Меня встретил зеленоватый полумрак. В небольшом холле царил хаос: сломанная мебель, разбитое зеркало, песок и старая листва. Местами, там, куда попадал солнечный свет, зеленели побеги, в тёмных углах росла плесень, похожая на тёмную, набравшую воды губку.
Я прошёл дальше, мимо покосившейся двери, ведущей на кухню — туда было не войти, обрушилась стена. Уцелела гостиная, в ней даже оставался столик, на котором, будто ожидая меня, лежал конверт.
Не сдержав любопытства, я поднял его, но не сразу решился открыть. Впрочем, адресата автор не указал, и послание могло быть оставлено любому и каждому, кто когда-либо переступит порог.
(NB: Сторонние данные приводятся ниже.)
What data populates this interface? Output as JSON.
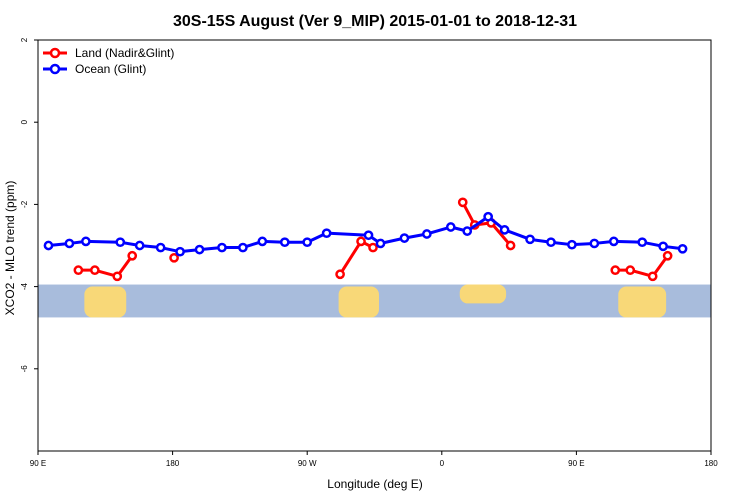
{
  "chart_data": {
    "type": "line",
    "title": "30S-15S August (Ver 9_MIP)   2015-01-01 to 2018-12-31",
    "xlabel": "Longitude (deg E)",
    "ylabel": "XCO2 - MLO trend (ppm)",
    "xlim": [
      90,
      540
    ],
    "ylim": [
      -8,
      2
    ],
    "x_ticks": [
      {
        "value": 90,
        "label": "90 E"
      },
      {
        "value": 180,
        "label": "180"
      },
      {
        "value": 270,
        "label": "90 W"
      },
      {
        "value": 360,
        "label": "0"
      },
      {
        "value": 450,
        "label": "90 E"
      },
      {
        "value": 540,
        "label": "180"
      }
    ],
    "y_ticks": [
      {
        "value": 2,
        "label": "2"
      },
      {
        "value": 0,
        "label": "0"
      },
      {
        "value": -2,
        "label": "-2"
      },
      {
        "value": -4,
        "label": "-4"
      },
      {
        "value": -6,
        "label": "-6"
      }
    ],
    "grid": false,
    "legend_position": "top-left",
    "series": [
      {
        "name": "Land (Nadir&Glint)",
        "color": "#ff0000",
        "segments": [
          [
            [
              117,
              -3.6
            ],
            [
              128,
              -3.6
            ],
            [
              143,
              -3.75
            ],
            [
              153,
              -3.25
            ]
          ],
          [
            [
              181,
              -3.3
            ]
          ],
          [
            [
              292,
              -3.7
            ],
            [
              306,
              -2.9
            ],
            [
              314,
              -3.05
            ]
          ],
          [
            [
              374,
              -1.95
            ],
            [
              382,
              -2.5
            ],
            [
              393,
              -2.45
            ],
            [
              406,
              -3.0
            ]
          ],
          [
            [
              476,
              -3.6
            ],
            [
              486,
              -3.6
            ],
            [
              501,
              -3.75
            ],
            [
              511,
              -3.25
            ]
          ]
        ]
      },
      {
        "name": "Ocean (Glint)",
        "color": "#0000ff",
        "segments": [
          [
            [
              97,
              -3.0
            ],
            [
              111,
              -2.95
            ],
            [
              122,
              -2.9
            ],
            [
              145,
              -2.92
            ],
            [
              158,
              -3.0
            ],
            [
              172,
              -3.05
            ],
            [
              185,
              -3.15
            ],
            [
              198,
              -3.1
            ],
            [
              213,
              -3.05
            ],
            [
              227,
              -3.05
            ],
            [
              240,
              -2.9
            ],
            [
              255,
              -2.92
            ],
            [
              270,
              -2.92
            ],
            [
              283,
              -2.7
            ],
            [
              311,
              -2.75
            ],
            [
              319,
              -2.95
            ],
            [
              335,
              -2.82
            ],
            [
              350,
              -2.72
            ],
            [
              366,
              -2.55
            ],
            [
              377,
              -2.65
            ],
            [
              391,
              -2.3
            ],
            [
              402,
              -2.62
            ],
            [
              419,
              -2.85
            ],
            [
              433,
              -2.92
            ],
            [
              447,
              -2.98
            ],
            [
              462,
              -2.95
            ],
            [
              475,
              -2.9
            ],
            [
              494,
              -2.92
            ],
            [
              508,
              -3.02
            ],
            [
              521,
              -3.08
            ]
          ]
        ]
      }
    ],
    "background": {
      "band_ylim": [
        -4.75,
        -3.95
      ],
      "ocean_color": "#a8bcdc",
      "land_color": "#f8d878",
      "land_spans": [
        [
          121,
          149
        ],
        [
          291,
          318
        ],
        [
          372,
          403
        ],
        [
          478,
          510
        ]
      ]
    }
  }
}
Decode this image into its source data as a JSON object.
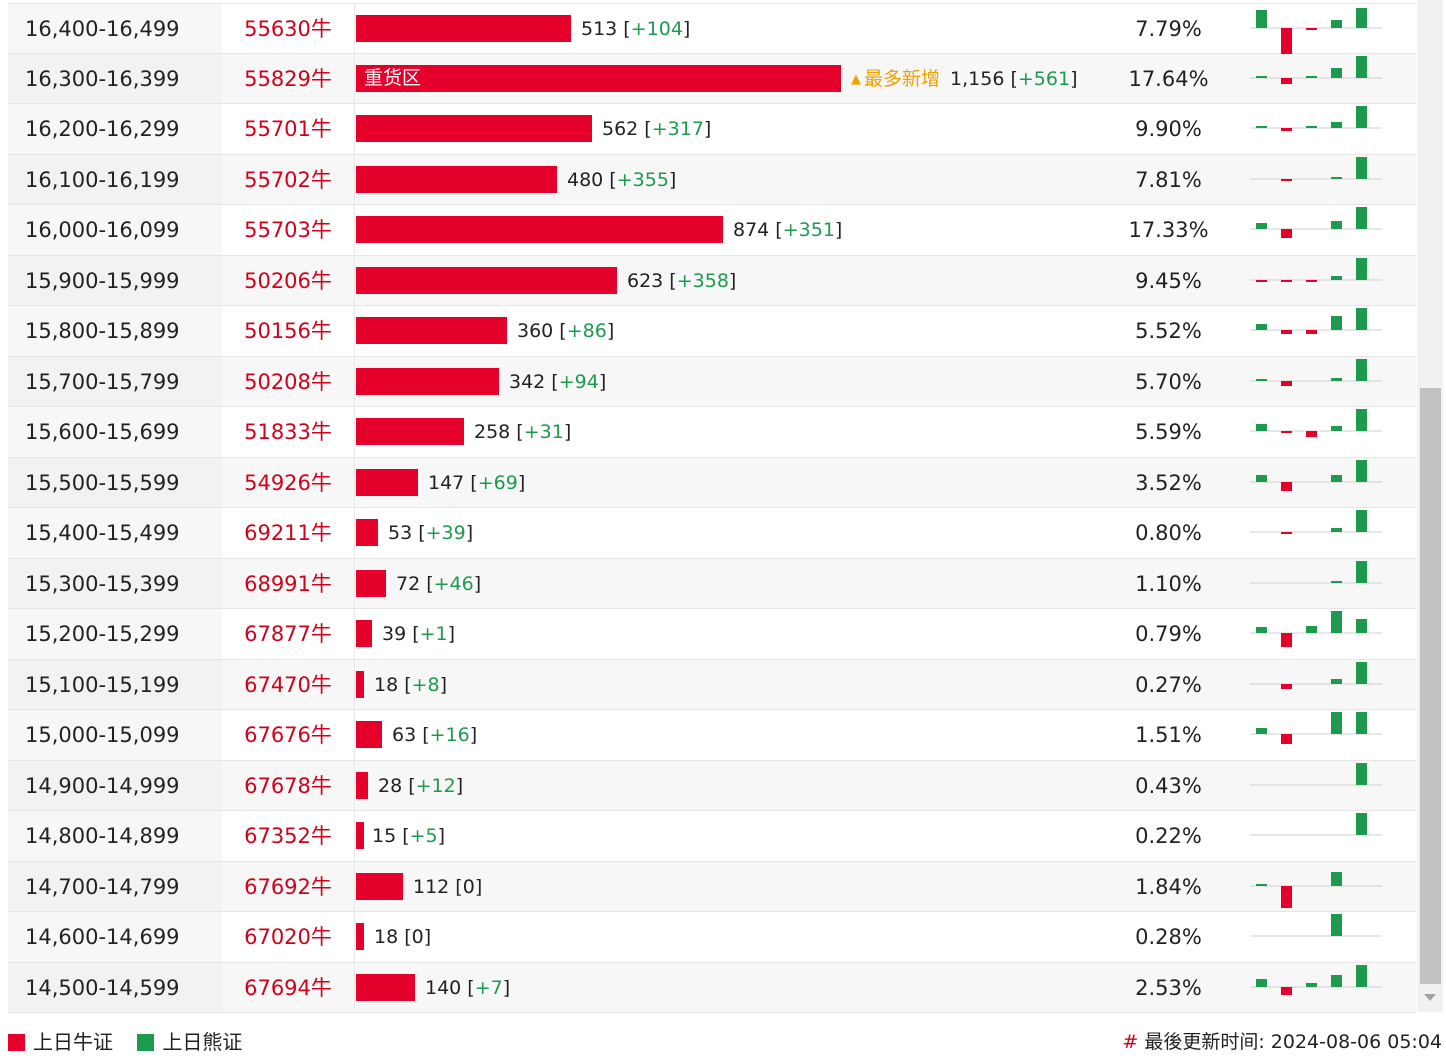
{
  "colors": {
    "bull": "#e4002b",
    "bear": "#1e9a4e",
    "hot": "#f0a000"
  },
  "rows": [
    {
      "range": "16,400-16,499",
      "code": "55630牛",
      "count": "513",
      "change": "+104",
      "count_value": 513,
      "percent": "7.79%",
      "bar_label": "",
      "hot_label": "",
      "spark": [
        0.9,
        -1.3,
        -0.1,
        0.4,
        1.0
      ]
    },
    {
      "range": "16,300-16,399",
      "code": "55829牛",
      "count": "1,156",
      "change": "+561",
      "count_value": 1156,
      "percent": "17.64%",
      "bar_label": "重货区",
      "hot_label": "最多新增",
      "spark": [
        0.1,
        -0.3,
        0.05,
        0.5,
        1.1
      ]
    },
    {
      "range": "16,200-16,299",
      "code": "55701牛",
      "count": "562",
      "change": "+317",
      "count_value": 562,
      "percent": "9.90%",
      "bar_label": "",
      "hot_label": "",
      "spark": [
        0.05,
        -0.15,
        0.05,
        0.3,
        1.1
      ]
    },
    {
      "range": "16,100-16,199",
      "code": "55702牛",
      "count": "480",
      "change": "+355",
      "count_value": 480,
      "percent": "7.81%",
      "bar_label": "",
      "hot_label": "",
      "spark": [
        0.02,
        -0.1,
        0.02,
        0.05,
        1.1
      ]
    },
    {
      "range": "16,000-16,099",
      "code": "55703牛",
      "count": "874",
      "change": "+351",
      "count_value": 874,
      "percent": "17.33%",
      "bar_label": "",
      "hot_label": "",
      "spark": [
        0.3,
        -0.45,
        0.0,
        0.4,
        1.1
      ]
    },
    {
      "range": "15,900-15,999",
      "code": "50206牛",
      "count": "623",
      "change": "+358",
      "count_value": 623,
      "percent": "9.45%",
      "bar_label": "",
      "hot_label": "",
      "spark": [
        -0.1,
        -0.1,
        -0.1,
        0.2,
        1.1
      ]
    },
    {
      "range": "15,800-15,899",
      "code": "50156牛",
      "count": "360",
      "change": "+86",
      "count_value": 360,
      "percent": "5.52%",
      "bar_label": "",
      "hot_label": "",
      "spark": [
        0.3,
        -0.2,
        -0.2,
        0.7,
        1.1
      ]
    },
    {
      "range": "15,700-15,799",
      "code": "50208牛",
      "count": "342",
      "change": "+94",
      "count_value": 342,
      "percent": "5.70%",
      "bar_label": "",
      "hot_label": "",
      "spark": [
        0.1,
        -0.25,
        0.0,
        0.15,
        1.1
      ]
    },
    {
      "range": "15,600-15,699",
      "code": "51833牛",
      "count": "258",
      "change": "+31",
      "count_value": 258,
      "percent": "5.59%",
      "bar_label": "",
      "hot_label": "",
      "spark": [
        0.35,
        -0.1,
        -0.3,
        0.25,
        1.1
      ]
    },
    {
      "range": "15,500-15,599",
      "code": "54926牛",
      "count": "147",
      "change": "+69",
      "count_value": 147,
      "percent": "3.52%",
      "bar_label": "",
      "hot_label": "",
      "spark": [
        0.35,
        -0.45,
        0.0,
        0.35,
        1.1
      ]
    },
    {
      "range": "15,400-15,499",
      "code": "69211牛",
      "count": "53",
      "change": "+39",
      "count_value": 53,
      "percent": "0.80%",
      "bar_label": "",
      "hot_label": "",
      "spark": [
        0.0,
        -0.1,
        0.0,
        0.2,
        1.1
      ]
    },
    {
      "range": "15,300-15,399",
      "code": "68991牛",
      "count": "72",
      "change": "+46",
      "count_value": 72,
      "percent": "1.10%",
      "bar_label": "",
      "hot_label": "",
      "spark": [
        0.02,
        0.0,
        0.02,
        0.05,
        1.1
      ]
    },
    {
      "range": "15,200-15,299",
      "code": "67877牛",
      "count": "39",
      "change": "+1",
      "count_value": 39,
      "percent": "0.79%",
      "bar_label": "",
      "hot_label": "",
      "spark": [
        0.3,
        -0.7,
        0.35,
        1.1,
        0.7
      ]
    },
    {
      "range": "15,100-15,199",
      "code": "67470牛",
      "count": "18",
      "change": "+8",
      "count_value": 18,
      "percent": "0.27%",
      "bar_label": "",
      "hot_label": "",
      "spark": [
        0.0,
        -0.25,
        0.0,
        0.25,
        1.1
      ]
    },
    {
      "range": "15,000-15,099",
      "code": "67676牛",
      "count": "63",
      "change": "+16",
      "count_value": 63,
      "percent": "1.51%",
      "bar_label": "",
      "hot_label": "",
      "spark": [
        0.3,
        -0.5,
        0.0,
        1.1,
        1.1
      ]
    },
    {
      "range": "14,900-14,999",
      "code": "67678牛",
      "count": "28",
      "change": "+12",
      "count_value": 28,
      "percent": "0.43%",
      "bar_label": "",
      "hot_label": "",
      "spark": [
        0.0,
        0.0,
        0.0,
        0.0,
        1.1
      ]
    },
    {
      "range": "14,800-14,899",
      "code": "67352牛",
      "count": "15",
      "change": "+5",
      "count_value": 15,
      "percent": "0.22%",
      "bar_label": "",
      "hot_label": "",
      "spark": [
        0.0,
        0.0,
        0.0,
        0.0,
        1.1
      ]
    },
    {
      "range": "14,700-14,799",
      "code": "67692牛",
      "count": "112",
      "change": "0",
      "count_value": 112,
      "percent": "1.84%",
      "bar_label": "",
      "hot_label": "",
      "spark": [
        0.1,
        -1.1,
        0.0,
        0.7,
        0.0
      ]
    },
    {
      "range": "14,600-14,699",
      "code": "67020牛",
      "count": "18",
      "change": "0",
      "count_value": 18,
      "percent": "0.28%",
      "bar_label": "",
      "hot_label": "",
      "spark": [
        0.0,
        0.0,
        0.0,
        1.1,
        0.0
      ]
    },
    {
      "range": "14,500-14,599",
      "code": "67694牛",
      "count": "140",
      "change": "+7",
      "count_value": 140,
      "percent": "2.53%",
      "bar_label": "",
      "hot_label": "",
      "spark": [
        0.4,
        -0.4,
        0.2,
        0.6,
        1.1
      ]
    }
  ],
  "legend": {
    "bull_label": "上日牛证",
    "bear_label": "上日熊证"
  },
  "footer": {
    "hash": "#",
    "updated_label": "最後更新时间: 2024-08-06 05:04"
  }
}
Я всё-таки вытащил чуть сыроватый листок, в одном уголке его тоже уже цвело плесневелое пятнышко.
***
Здравствуй, неизвестный!
Возможно, ты обнаружишь это письмо тогда, когда сам я уже превращусь в пыль. Что ж, зови меня Пайтер, если тебе вообще нужно моё имя, и читай мою историю не спеша, потому что у меня не было желания писать слишком большие письма.
Я всегда был одиночкой. Хоть и родился в хорошей семье, никогда ни в чём не нуждаясь, к двадцати одному году я постарался полностью отречься от родителей и их дел, уединился здесь, в глуши, предпочитая жить охотой, а не заниматься скучными расчётами. Я не научился любить людей и быстрый пульс жизни больших городов, не сумел насадить в себе чувство необходимости кого-то рядом.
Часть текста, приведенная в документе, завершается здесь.